The story of the Battle of the Atlantic reminds us that maritime security is not abstract. It is about whether a country can feed itself, fuel its economy, and support its allies. It is about whether trade flows or falters.
It means thinking differently about the maritime domain. The battlespace is no longer just on the surface. It extends under the sea, into the electromagnetic spectrum, and into orbit. Sensors, data, and networks are now as important as ships and sailors.
Naval procurement unfolds over decades, not election cycles. That is why the most important requirement is not money, but political will.
Canada needs sustained, multi-party commitment to rebuild its maritime capabilities — commitment that survives changes in government and shifting fiscal pressures. Without that continuity, rearmament will stall, costs will rise, and credibility will erode.
Equally important is public support. Canadians must understand why this matters.
In the early 1940s, Nazi Germany sought to strangle Britain by cutting its maritime lifelines. For Winston Churchill: the U-boat peril was the only thing that “ever really frightened” him.
The lesson was clear. If sea lanes fail, everything else follows.
Canada answered that threat. A small, ill-equipped navy became a global force. The Royal Canadian Navy, alongside the Merchant Marine and the Royal Canadian Air Force, escorted thousands of ships through submarine-infested waters. Convoys became the shield of democracy. More than 4,600 Canadians paid with their lives.
The story of the Battle of the Atlantic reminds us that maritime security is not abstract. It is about whether a country can feed itself, fuel its economy, and support its allies. It is about whether trade flows or falters.
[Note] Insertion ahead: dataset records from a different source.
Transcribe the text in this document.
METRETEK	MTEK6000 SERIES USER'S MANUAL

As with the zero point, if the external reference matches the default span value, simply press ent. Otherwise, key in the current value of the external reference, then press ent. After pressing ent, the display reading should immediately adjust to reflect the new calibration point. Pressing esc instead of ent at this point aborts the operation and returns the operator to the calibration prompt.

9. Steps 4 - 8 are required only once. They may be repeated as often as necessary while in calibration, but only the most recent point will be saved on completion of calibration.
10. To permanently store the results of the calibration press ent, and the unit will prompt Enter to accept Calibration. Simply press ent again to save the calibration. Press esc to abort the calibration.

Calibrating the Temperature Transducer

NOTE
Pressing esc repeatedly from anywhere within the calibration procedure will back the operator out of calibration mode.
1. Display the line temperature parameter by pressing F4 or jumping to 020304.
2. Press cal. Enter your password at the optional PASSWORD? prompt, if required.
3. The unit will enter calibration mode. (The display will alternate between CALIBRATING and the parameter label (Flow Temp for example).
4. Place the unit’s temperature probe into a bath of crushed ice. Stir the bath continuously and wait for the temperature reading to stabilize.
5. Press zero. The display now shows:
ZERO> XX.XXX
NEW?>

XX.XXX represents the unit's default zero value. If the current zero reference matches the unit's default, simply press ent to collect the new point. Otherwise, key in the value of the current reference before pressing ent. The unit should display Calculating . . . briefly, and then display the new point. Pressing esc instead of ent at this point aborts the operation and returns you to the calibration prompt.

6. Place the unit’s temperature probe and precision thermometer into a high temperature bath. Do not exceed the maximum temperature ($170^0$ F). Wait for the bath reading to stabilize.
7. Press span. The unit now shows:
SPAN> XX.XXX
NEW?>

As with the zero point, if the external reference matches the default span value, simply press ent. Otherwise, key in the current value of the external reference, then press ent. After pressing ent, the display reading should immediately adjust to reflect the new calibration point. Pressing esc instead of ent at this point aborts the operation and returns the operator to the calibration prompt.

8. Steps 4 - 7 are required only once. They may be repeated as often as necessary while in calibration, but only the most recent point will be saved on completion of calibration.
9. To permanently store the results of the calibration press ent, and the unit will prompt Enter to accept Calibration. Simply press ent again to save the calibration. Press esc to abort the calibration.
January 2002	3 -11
That story needs to be told — not just by ministers, but by the navy, by industry, and by those who understand that prosperity depends on secure oceans. If we want the navy Canada needs, we must build the case for it.
The sailors we honour each May fought to keep lifelines open in the face of a determined enemy. They understood that control of the seas was the difference between survival and defeat.
We would do well to remember that.
Because the oceans are becoming contested again. Choke points are becoming pressure points. And the freedom to sail — so essential, so long assumed — is no longer guaranteed.
For a trading nation like Canada, it demands, once again, that we be ready.
Policy Contributing Writer Colin Robertson, a former career diplomat, is a fellow and host of the Global Exchange podcast with the Canadian Global Affairs Institute in Ottawa. He is also an Honorary Captain in the Royal Canadian Navy.